What does the court consider?

The court focuses on the person’s best interests, which includes:

  • Their past and present wishes.
  • The beliefs and values they held.
  • The views of family and those involved in their care.

External guidance from the UK Government’s website provides additional clarity on how these decisions are made and the documents required.

Expert insights

  • Solicitor-led applications: Improve chances of approval through well-prepared documentation and strong evidence.
  • Early capacity assessment: Crucial to avoid disputes or delays.
  • Engaging with all interested parties: Prevents objections and encourages a consensus-based outcome.

Our specialist Court of Protection & Vulnerable Persons team are dedicated to supporting and protecting the interests of those who no longer have the mental capacity to make their own decisions. Whether this is through illness, disability, or injury, we work with a range of vulnerable clients and their families to overcome the often complex legal issues that arise in these circumstances. We can help you at every step with friendly, empathetic, and expert legal support.

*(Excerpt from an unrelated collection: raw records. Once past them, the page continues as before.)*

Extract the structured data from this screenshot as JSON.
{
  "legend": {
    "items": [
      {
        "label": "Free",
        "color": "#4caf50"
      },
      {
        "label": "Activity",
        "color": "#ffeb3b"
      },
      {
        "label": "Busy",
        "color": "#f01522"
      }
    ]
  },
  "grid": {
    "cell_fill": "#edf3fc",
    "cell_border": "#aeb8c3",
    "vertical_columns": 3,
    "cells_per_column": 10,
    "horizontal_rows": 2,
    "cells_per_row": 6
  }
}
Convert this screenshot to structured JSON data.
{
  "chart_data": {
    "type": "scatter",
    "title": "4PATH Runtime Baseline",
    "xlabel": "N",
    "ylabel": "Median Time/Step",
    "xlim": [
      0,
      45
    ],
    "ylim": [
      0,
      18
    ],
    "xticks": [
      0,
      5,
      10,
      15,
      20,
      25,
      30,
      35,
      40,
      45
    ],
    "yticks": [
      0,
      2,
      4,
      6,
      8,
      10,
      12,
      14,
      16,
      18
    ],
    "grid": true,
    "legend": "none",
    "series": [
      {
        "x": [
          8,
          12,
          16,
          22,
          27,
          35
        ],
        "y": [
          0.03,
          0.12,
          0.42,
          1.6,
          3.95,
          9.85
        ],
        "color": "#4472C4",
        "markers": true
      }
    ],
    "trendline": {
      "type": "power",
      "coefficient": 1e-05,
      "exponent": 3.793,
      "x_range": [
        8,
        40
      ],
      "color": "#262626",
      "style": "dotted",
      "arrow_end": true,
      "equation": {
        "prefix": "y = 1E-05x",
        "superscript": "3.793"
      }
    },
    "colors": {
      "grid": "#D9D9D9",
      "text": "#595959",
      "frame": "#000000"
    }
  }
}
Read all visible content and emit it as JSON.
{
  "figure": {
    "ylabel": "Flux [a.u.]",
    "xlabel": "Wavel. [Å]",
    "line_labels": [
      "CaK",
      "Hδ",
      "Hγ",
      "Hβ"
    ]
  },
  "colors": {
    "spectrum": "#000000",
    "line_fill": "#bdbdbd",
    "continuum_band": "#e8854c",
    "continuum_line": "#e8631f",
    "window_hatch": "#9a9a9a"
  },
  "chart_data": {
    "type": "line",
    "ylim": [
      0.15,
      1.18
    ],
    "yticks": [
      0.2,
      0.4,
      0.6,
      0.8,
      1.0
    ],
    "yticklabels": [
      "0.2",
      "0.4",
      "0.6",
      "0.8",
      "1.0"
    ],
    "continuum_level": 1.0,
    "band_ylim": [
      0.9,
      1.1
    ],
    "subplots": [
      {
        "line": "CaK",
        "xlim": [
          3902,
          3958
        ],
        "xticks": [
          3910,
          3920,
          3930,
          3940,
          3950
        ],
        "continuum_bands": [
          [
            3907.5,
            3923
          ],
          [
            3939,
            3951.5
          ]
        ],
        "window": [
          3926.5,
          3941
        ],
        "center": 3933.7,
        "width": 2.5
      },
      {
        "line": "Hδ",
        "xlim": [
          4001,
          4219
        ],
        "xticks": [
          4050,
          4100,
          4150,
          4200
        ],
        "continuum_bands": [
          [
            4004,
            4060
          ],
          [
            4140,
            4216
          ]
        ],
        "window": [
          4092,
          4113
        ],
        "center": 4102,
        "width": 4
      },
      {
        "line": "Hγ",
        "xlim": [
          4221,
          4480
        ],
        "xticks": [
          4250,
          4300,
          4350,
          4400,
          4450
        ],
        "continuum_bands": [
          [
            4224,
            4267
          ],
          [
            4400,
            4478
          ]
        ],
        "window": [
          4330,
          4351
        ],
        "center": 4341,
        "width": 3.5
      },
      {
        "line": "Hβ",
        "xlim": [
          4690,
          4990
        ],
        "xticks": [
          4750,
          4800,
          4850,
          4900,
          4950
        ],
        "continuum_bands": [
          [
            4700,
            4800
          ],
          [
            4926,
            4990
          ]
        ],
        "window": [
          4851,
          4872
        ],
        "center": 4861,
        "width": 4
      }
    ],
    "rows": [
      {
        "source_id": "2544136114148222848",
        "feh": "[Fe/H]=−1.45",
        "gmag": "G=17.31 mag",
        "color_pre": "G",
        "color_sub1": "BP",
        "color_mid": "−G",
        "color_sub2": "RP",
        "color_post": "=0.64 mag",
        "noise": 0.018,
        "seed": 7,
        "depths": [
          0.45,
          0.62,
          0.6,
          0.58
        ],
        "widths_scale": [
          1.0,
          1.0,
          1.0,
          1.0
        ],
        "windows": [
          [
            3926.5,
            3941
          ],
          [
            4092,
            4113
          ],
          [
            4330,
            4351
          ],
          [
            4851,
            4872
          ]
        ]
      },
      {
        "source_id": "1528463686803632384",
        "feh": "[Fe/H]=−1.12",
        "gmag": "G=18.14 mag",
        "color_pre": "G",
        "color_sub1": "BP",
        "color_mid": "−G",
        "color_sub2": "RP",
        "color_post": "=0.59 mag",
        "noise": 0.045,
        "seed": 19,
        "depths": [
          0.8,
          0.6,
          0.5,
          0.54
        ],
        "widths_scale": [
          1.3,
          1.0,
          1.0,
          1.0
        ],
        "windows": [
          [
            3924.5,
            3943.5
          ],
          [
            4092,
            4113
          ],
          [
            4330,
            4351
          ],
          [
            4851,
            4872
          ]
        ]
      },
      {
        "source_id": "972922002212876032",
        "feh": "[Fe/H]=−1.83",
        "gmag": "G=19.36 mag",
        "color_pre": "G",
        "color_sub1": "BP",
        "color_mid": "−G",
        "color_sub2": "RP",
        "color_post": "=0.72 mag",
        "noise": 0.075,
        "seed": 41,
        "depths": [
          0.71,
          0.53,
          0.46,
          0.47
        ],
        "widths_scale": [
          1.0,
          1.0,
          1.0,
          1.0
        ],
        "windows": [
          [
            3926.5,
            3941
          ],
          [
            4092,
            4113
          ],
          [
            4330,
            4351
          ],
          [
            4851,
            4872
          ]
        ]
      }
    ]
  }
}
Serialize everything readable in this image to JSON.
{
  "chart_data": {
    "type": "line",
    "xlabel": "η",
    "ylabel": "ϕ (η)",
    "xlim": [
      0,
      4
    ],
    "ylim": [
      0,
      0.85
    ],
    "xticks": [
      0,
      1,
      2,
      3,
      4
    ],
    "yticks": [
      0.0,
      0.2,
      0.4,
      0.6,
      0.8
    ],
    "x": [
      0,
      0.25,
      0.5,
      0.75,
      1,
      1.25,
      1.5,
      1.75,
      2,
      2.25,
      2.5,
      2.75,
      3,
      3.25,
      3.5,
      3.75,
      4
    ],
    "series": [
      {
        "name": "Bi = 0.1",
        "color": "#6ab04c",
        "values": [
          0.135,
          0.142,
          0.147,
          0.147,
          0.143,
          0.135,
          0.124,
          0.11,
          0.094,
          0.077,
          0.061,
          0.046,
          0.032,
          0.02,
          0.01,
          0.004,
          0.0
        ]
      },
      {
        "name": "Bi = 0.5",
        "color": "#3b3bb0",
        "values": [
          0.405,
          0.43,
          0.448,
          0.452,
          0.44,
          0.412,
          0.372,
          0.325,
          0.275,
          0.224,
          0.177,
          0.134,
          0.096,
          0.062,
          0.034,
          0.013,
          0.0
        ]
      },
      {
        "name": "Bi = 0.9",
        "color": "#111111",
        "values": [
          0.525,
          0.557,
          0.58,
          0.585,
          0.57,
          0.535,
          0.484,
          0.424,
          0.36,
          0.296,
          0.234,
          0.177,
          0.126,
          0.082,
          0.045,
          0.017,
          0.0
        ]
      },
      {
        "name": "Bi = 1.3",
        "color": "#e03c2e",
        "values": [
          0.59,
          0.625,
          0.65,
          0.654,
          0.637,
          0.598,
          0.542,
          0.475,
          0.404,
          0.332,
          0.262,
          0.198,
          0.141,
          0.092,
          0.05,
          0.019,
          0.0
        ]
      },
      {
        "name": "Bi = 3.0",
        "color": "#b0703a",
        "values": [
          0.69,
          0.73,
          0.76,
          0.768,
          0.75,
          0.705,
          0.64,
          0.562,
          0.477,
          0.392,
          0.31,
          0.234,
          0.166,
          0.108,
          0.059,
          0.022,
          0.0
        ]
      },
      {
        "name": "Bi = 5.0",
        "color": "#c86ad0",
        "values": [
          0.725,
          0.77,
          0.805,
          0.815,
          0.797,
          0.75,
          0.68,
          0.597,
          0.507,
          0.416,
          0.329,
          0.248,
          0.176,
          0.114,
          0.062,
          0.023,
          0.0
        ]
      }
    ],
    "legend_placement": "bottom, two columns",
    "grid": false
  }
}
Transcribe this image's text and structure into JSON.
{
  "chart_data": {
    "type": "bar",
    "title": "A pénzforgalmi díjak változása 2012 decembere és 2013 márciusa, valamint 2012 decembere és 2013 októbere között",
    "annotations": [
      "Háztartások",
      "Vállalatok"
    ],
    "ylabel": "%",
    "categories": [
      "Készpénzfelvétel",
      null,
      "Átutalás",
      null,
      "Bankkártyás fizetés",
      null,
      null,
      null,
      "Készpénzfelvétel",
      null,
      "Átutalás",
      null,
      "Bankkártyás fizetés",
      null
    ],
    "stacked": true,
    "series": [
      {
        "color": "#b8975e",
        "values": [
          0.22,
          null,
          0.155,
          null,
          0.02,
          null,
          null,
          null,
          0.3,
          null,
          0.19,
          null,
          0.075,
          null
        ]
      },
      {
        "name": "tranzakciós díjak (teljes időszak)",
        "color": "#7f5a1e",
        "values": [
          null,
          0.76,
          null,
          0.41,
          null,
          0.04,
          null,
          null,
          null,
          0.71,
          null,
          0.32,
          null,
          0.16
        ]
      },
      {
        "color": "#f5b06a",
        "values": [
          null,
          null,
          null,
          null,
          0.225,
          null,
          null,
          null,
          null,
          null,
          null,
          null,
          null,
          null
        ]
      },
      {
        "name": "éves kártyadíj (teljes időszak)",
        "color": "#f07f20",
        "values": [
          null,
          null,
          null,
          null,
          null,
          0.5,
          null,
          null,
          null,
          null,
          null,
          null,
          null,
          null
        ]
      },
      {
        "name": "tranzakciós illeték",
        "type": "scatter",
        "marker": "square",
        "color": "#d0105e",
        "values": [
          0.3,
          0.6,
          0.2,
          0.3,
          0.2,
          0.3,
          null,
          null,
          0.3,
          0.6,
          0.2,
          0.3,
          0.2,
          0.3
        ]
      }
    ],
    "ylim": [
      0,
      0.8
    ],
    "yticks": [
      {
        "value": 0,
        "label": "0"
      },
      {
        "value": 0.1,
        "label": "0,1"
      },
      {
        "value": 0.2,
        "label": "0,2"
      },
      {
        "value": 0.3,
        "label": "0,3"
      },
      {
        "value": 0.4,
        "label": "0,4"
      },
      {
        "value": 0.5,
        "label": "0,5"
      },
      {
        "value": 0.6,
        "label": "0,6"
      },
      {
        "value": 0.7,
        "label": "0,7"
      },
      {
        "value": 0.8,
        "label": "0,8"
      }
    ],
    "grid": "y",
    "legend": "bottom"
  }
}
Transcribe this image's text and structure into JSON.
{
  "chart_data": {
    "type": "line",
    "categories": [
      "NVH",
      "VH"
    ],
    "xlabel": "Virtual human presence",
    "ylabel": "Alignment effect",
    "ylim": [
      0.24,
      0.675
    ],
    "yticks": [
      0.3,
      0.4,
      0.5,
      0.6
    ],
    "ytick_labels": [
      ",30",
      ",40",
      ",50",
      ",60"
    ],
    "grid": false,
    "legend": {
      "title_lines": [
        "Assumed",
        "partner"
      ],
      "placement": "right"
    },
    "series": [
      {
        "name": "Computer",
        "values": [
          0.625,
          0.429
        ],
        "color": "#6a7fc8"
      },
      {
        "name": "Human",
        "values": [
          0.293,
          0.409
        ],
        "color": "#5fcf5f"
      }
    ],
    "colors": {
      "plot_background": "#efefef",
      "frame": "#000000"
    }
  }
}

Contact us for more information.

Benefits and challenges

  • Benefits:
    • Ensures fair and thoughtful distribution of estate.
    • Reduces potential for disputes after death.
    • May provide tax advantages or financial benefits to dependents.
  • Challenges:
    • Can be time-consuming and expensive.
    • Requires detailed evidence and justification.
    • Emotional strain on family members.

Statutory Will Applications – FAQs

What is a Statutory Will?

A Statutory Will is a legally binding will approved by the Court of Protection for someone who lacks the capacity to create or change their own Will.

Who decides what goes in a Statutory Will?

The Court of Protection or a Official Solicitor decides based on what is in the best interests of the person, considering their past wishes, values, and relationships.

How long does the process take?

Statutory Will applications typically take several months, depending on the complexity of the case and whether a court hearing is required.

Can a Statutory Will be contested?

Yes, interested parties can object to the proposed Will during the application process, which may lead to a court hearing.

Is legal advice necessary?

While not mandatory, legal advice is strongly recommended to ensure the application is properly prepared and more likely to succeed.

 

This article was produced on the 17th December 2025 for information purposes only and should not be construed or relied upon as specific legal advice.